Anna Hulačová
Although Anna Hulačová’s art has always been informed by folklore and myth, it grapples with very contemporary questions. As one spends time with her work, its self-contradictory aspect fades, and it begins to speak of a present-day menace and, even more forcefully, a dystopian future.
“Jedlý, Krásný, Nezkrotný” (Edible, Beautiful, Untamed), the artist’s recent presentation of six untitled sculptures, all 2022, was a good example of how this happens. Entering the gallery, the visitor could only be baffled: What to make of these enormous, brash, lumbering, vaguely archaic forms? There was something almost laughable about them, and yet an air of urgent warning was undeniable. Three of the sculptures were nine feet tall—portraying, respectively, an outsize ear of grain, a narcissus flower, and a thistle, each growing out of an enormous bird’s foot. These works lent the show its title. The plants were carved out of wood, while the stalks were made of metal coated in a rubbery sealing agent, an unprepossessing material used to waterproof balconies. Technical execution is especially important to Hulačová, as is the effect of a particular material on the beholder. Eclectic combinations of natural staples (such as wood) with industrially manufactured ones (such as the sealant) stake out an imaginary field among the poles of nourishing, cultivated, and wild nature.
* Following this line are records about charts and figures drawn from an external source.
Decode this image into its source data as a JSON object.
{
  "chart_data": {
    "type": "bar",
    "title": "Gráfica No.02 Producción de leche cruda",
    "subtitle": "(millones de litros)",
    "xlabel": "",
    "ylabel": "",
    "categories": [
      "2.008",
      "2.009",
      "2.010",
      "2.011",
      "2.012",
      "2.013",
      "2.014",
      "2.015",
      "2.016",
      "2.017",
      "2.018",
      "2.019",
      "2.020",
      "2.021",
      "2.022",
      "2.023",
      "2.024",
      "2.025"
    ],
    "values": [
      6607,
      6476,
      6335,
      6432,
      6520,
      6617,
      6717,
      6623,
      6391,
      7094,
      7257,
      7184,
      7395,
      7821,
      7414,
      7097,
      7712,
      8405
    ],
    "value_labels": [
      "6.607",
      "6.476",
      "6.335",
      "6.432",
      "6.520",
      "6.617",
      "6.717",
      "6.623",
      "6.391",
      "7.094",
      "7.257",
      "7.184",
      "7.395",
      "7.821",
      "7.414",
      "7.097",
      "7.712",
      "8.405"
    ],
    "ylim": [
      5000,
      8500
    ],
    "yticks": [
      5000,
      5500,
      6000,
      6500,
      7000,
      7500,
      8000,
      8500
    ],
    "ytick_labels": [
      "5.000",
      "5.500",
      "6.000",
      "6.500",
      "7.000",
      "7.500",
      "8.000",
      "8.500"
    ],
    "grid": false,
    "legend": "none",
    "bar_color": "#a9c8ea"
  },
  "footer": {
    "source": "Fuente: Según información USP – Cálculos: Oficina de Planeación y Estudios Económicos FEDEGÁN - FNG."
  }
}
Set up between the three plants turning into birds were three bulky objects reminiscent of farm machinery. Molded in concrete, with select components such as grilles in ceramic, these pieces exuded a feral aggression that contrasted with the leggy elegance of the plants. Their shapes also prompted associations with chimerical creatures from mythology; like the bird plants, they were odd hybrids. In the rear gallery, a seventh work, a concrete relief, elaborated on this theme, portraying a braided plait morphing into an animal paw, a bee turning into an angel, and two fairy-tale heads seen from behind observing the whole rather bizarre scene.
In his seminal book We Have Never Been Modern (1991), French philosopher Bruno Latour traced modernity’s failure to achieve its aspiration—shared by modernist art—to demarcate boundaries between nature and culture, man and machine, by purging extraneous “ballast.” What it did instead was unleash a proliferation of hybrid phenomena. We now stand bewildered and helpless before the consequences of this development, which has taken on its own dynamic and increasingly eludes our control. It is hard to think of a greater menace. Hulačová’s hybrid monsters, disconcerting and also oddly harmless, even playful, bring the threat into focus.
Translated from German by Gerrit Jackson.